J.K. Rowling is a brand. So is Stephen King. So are you. In writing, along with most creative pursuits, the brand has to be a personal matter — no matter how many marketers you can afford to hire. Editors hire writers because one individual writer is very different from another. The same holds true when someone is browsing at a bookstore: they look first and foremost for names they recognize.
There are some other brands that are very recognizable when it comes to writing. Tor’s website has gone far towards creating a brand that is recognizable within the science fiction and fantasy community, while there’s no disputing that the New York Times is a well-known brand. But the fact of the matter is that the individual writer still takes precedence.
Personal Branding and Writing
Personal branding has become a popular topic lately. Job hunters use blogs to get themselves hired, bloggers build up presences on social media to make money and so forth. Individuals market themselves without a company or a broader brand. Of course, this isn’t a new concept to many writers. Book authors have had to market themselves and their work all along and the same goes for freelance writers. But the techniques available are evolving, making it useful to get a handle on personal branding. If you’ve got to compete with thousands of job hunters for eyeballs, you need to at least know what techniques they’re using and which will work for you. If you need an entry point to the many books and blogs on personal branding, I would suggest Dan Schawbel’s book, Me 2.0(D) (which has just been updated and re-released), or his personal branding blog.
No matter how trendy personal branding may seem, don’t discount it. When you’re in a line of work, like writing, where what you create will be entirely different from what another person might come up with, you’re just as much a selling point as your work.
A Writer’s Brand
Since personality comes through in writing, it’s important to make your brand at least a little personal.

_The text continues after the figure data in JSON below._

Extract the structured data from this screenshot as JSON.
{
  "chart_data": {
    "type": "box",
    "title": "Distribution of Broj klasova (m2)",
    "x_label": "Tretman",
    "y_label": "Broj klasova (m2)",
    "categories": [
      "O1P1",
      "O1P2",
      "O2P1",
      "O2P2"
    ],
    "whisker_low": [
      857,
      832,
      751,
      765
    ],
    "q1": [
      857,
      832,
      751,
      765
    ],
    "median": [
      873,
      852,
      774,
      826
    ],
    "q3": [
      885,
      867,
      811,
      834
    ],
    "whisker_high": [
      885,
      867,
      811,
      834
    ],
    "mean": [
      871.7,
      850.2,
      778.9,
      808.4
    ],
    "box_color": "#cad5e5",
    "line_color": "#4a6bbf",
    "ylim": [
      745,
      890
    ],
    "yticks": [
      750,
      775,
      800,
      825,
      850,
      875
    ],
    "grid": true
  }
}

You don’t have to disclose anything you don’t want to, but in your marketing efforts, let your personality come across. If, for instance, you write a blog, the voice you write in is just as important as if you’re working on an assignment for a magazine or a piece of poetry.
It’s worth remembering that, as a writer, you already have a leg up on all the different folks out there trying to create a personal brand. You already know how to communicate in writing, something some paper pusher looking for a new job will likely have to learn. Make use of your talents and use them to actually get across the message that you’re a great writer without having to pound it into anyone’s head.